8. 8

— Мам, я писать хочу, — шепчет Ромка мне, потирая сонные глазки.

— Нам нужна остановка, — говорю громче, чтобы Нажинский на переднем сидении услышал. — Роме нужно в туалет.

— Мы на скоростной трассе, — отвечает, не отвлекаясь от дороги. — И уже дважды останавливались.

— И что теперь, ему описаться?

— Ну памперс бы надела.

— Ему четыре, какой памперс?

— Уже четыре с половиной, мам, — тихо поправляет меня Рома.

— Да, зайчик, — киваю ему и сжимаю руку. А потом снова обращаюсь к Нажинскому, рискнув назвать его просто по имени: — Нам нужна остановка, Ярослав. Он ребёнок, и терпеть не может. Да и вредно терпеть.

В отражении зеркала вижу, как он поджимает губы, но всё же сбавляет скорость и съезжает на обочину в промежутке между ограждениями.

Я выбираюсь из салона и помогаю вылезти Роме. Нажинский тоже выходит, разминается, смотрит на часы на руке в нетерпеливом ожидании, пока мы там сделаем все дела.

— Мам, дашь печенье? — Ромка прячет зябнущие руки в рукава. — Есть теперь хочется.

— Не сорите в машине, — говорит мужчина, а я подкатываю глаза, отвернувшись.

Помогаю Ромке забраться в салон, и пока он мостится в кресле, прикрываю двери оборачиваюсь к Нажинскому.
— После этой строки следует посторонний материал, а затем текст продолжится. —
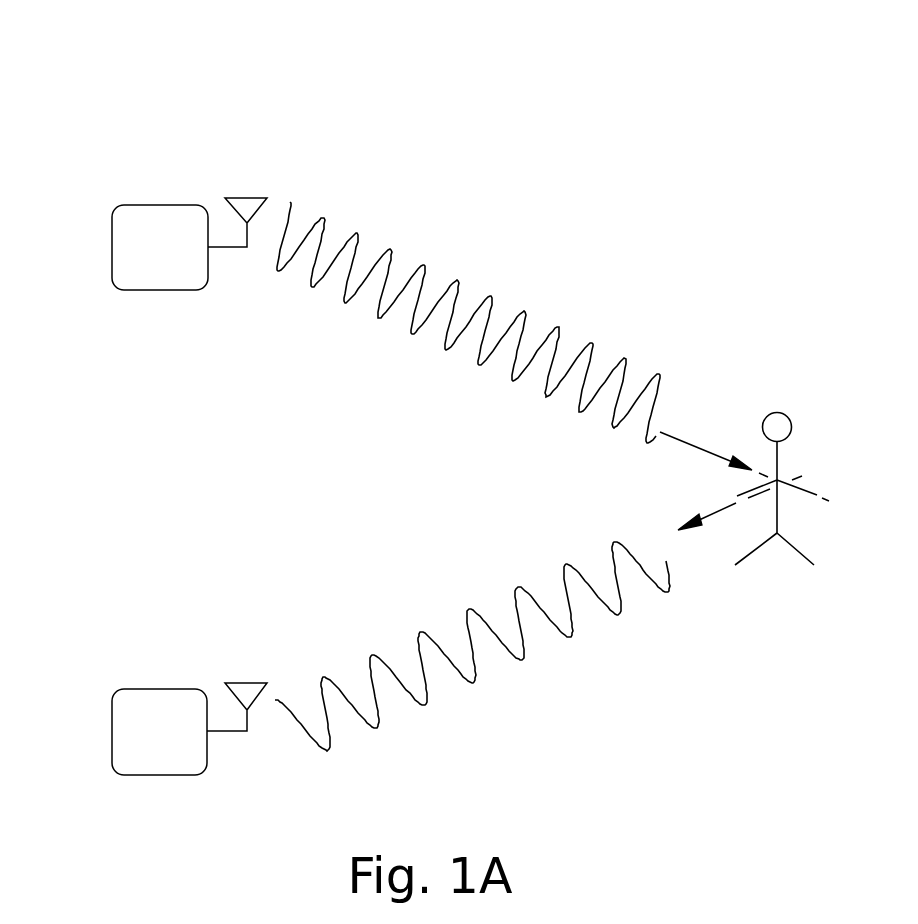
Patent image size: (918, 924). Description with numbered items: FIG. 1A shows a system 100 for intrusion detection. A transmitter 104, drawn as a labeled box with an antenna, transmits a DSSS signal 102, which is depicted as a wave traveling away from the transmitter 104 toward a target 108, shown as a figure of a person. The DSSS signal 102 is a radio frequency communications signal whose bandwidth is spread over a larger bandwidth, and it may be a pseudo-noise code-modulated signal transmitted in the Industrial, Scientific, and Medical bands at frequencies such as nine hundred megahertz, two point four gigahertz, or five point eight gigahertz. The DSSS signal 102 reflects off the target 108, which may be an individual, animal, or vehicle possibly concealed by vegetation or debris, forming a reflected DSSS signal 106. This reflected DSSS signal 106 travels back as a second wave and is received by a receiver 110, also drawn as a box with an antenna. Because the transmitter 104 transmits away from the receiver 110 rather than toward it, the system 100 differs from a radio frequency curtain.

The system 100 is at (169, 66).
The DSSS signal 102 is at (490, 298).
The transmitter 104 is at (112, 233).
The reflected DSSS signal 106 is at (517, 657).
The target 108 is at (792, 424).
The receiver 110 is at (112, 721).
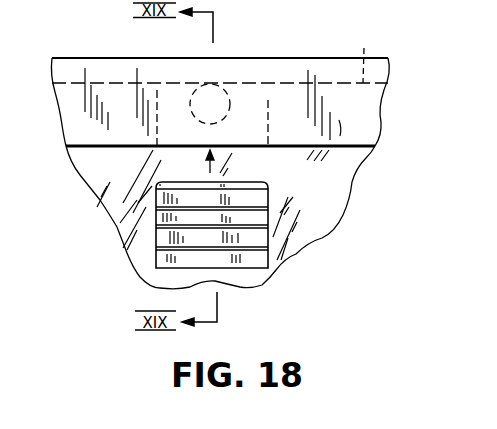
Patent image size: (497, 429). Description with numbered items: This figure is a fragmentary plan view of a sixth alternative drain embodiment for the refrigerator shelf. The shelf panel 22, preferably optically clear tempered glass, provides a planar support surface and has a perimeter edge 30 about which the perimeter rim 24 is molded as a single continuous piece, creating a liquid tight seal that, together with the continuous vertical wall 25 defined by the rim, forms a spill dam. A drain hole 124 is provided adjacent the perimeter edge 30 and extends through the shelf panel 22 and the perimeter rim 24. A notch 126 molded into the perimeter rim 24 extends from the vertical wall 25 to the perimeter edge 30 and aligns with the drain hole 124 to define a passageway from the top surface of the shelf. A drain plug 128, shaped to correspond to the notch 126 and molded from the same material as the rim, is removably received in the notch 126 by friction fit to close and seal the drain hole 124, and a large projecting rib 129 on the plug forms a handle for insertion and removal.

The shelf panel 22 is at (349, 189).
The perimeter rim 24 is at (378, 135).
The vertical wall 25 is at (98, 148).
The perimeter edge 30 is at (364, 53).
The drain hole 124 is at (216, 100).
The notch 126 is at (255, 105).
The drain plug 128 is at (262, 184).
The projecting rib 129 is at (260, 263).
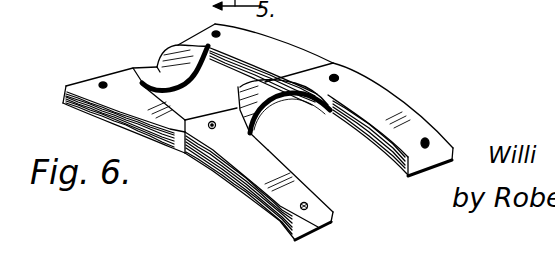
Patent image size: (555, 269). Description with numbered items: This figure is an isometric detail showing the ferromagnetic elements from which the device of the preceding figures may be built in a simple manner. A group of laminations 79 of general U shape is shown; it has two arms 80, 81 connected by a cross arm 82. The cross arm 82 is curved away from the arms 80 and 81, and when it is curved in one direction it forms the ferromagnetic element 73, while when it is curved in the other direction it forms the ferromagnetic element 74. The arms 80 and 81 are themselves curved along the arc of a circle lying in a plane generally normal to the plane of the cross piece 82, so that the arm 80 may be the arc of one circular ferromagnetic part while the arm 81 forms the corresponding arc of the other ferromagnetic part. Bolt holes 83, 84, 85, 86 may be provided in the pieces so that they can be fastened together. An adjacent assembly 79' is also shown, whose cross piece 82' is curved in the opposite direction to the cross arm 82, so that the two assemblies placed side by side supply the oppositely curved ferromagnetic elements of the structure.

The ferromagnetic element 74 is at (126, 68).
The cross piece 82' is at (175, 52).
The adjacent assembly 79' is at (255, 58).
The bolt hole 85 is at (334, 74).
The group of laminations 79 is at (390, 109).
The arm 80 is at (401, 98).
The bolt hole 86 is at (431, 139).
The cross arm 82 is at (233, 103).
The ferromagnetic element 73 is at (273, 115).
The arm 81 is at (313, 184).
The bolt hole 83 is at (308, 208).
The bolt hole 84 is at (212, 129).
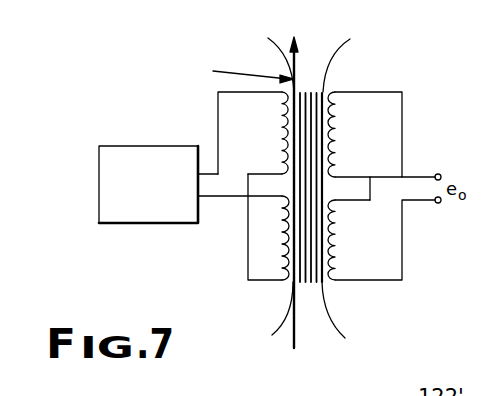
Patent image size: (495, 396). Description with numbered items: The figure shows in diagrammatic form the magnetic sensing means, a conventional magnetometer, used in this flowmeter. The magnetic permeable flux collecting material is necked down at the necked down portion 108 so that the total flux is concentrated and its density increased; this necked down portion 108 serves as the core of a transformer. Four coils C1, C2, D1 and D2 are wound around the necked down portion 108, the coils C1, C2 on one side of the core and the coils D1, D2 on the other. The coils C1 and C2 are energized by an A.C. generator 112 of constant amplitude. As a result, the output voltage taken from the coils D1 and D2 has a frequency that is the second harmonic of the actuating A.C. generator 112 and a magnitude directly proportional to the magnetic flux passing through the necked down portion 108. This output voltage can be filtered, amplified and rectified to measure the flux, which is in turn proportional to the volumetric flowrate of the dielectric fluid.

The necked down portion 108 is at (325, 290).
The A.C. generator 112 is at (143, 223).
The coil C1 is at (253, 133).
The coil C2 is at (268, 227).
The coil D1 is at (384, 146).
The coil D2 is at (384, 238).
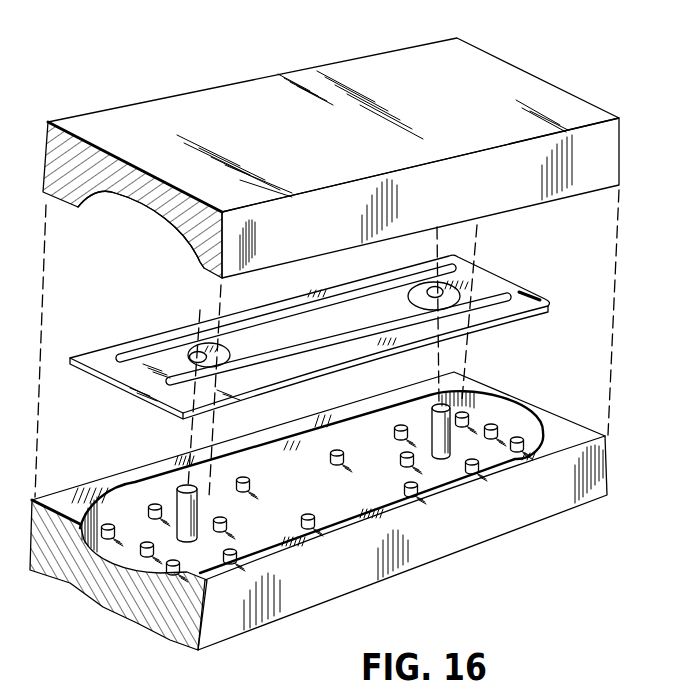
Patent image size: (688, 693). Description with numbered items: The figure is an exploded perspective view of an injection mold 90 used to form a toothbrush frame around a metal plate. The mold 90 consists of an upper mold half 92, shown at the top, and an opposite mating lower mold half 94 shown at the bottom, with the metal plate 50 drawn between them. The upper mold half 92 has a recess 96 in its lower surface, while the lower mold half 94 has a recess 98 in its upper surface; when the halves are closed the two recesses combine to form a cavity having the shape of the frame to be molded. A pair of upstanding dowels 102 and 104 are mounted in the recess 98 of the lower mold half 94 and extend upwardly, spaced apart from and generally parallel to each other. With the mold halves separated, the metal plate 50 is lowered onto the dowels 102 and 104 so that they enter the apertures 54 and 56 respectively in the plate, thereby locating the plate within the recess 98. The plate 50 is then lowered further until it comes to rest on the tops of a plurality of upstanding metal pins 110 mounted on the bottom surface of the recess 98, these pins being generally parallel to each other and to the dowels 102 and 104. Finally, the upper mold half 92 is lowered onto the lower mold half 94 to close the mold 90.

The upper mold half 92 is at (545, 77).
The injection mold 90 is at (618, 437).
The recess 96 is at (162, 216).
The metal plate 50 is at (173, 330).
The aperture 54 is at (211, 356).
The aperture 56 is at (411, 299).
The dowel 104 is at (446, 402).
The dowel 102 is at (183, 486).
The metal pins 110 is at (331, 459).
The recess 98 is at (131, 541).
The lower mold half 94 is at (560, 514).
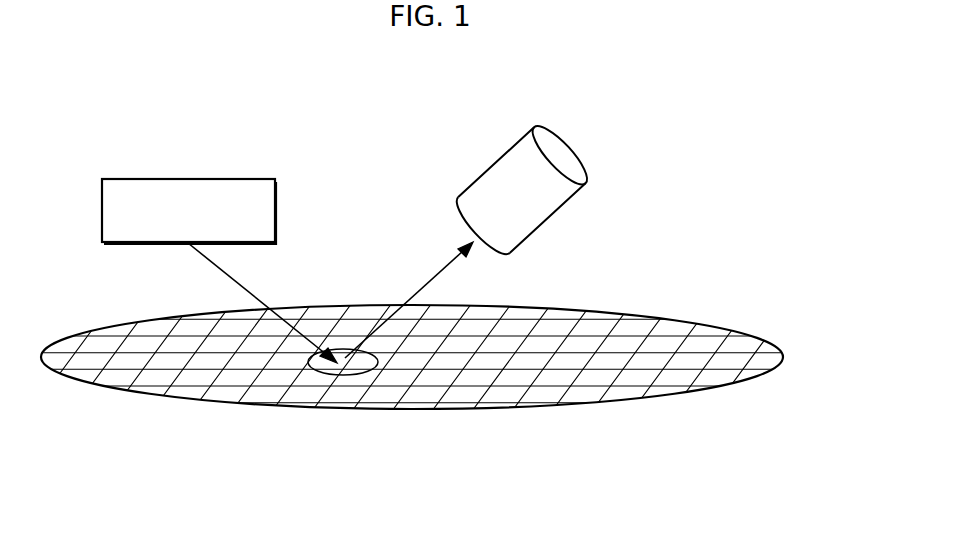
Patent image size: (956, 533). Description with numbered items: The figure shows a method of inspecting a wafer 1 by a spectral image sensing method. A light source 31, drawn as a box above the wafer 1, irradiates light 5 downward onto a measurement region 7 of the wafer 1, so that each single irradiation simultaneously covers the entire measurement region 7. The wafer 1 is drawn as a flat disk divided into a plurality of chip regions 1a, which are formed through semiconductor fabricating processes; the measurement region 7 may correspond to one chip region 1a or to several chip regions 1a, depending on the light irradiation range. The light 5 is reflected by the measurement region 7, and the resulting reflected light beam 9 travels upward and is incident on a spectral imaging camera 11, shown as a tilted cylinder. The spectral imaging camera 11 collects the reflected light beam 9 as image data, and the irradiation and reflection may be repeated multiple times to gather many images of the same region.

The wafer 1 is at (783, 357).
The chip region 1a is at (708, 360).
The light source 31 is at (190, 179).
The light 5 is at (250, 288).
The measurement region 7 is at (368, 360).
The reflected light beam 9 is at (418, 290).
The spectral imaging camera 11 is at (497, 172).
— Зачем вам вообще ребёнок? — говорю сердито. — К чему всё это? Дети мусорят, шумят, у них есть масса своих потребностей. А вы занятой человек, которому всё это мешает, в тягость. Тогда ради чего? Мы ведь не трогали вас, я ничего не просила и не предъявляла. Та ночь… вышла случайно, и я никаких претензий к вам не имела и не собиралась иметь.

Последние два дня, как Нажинский появился в нашем городе, я задавалась этим вопросом. Что ему надо от нас? Зачем ему Рома? Но, кажется, он и сейчас мне не собирается давать ответ.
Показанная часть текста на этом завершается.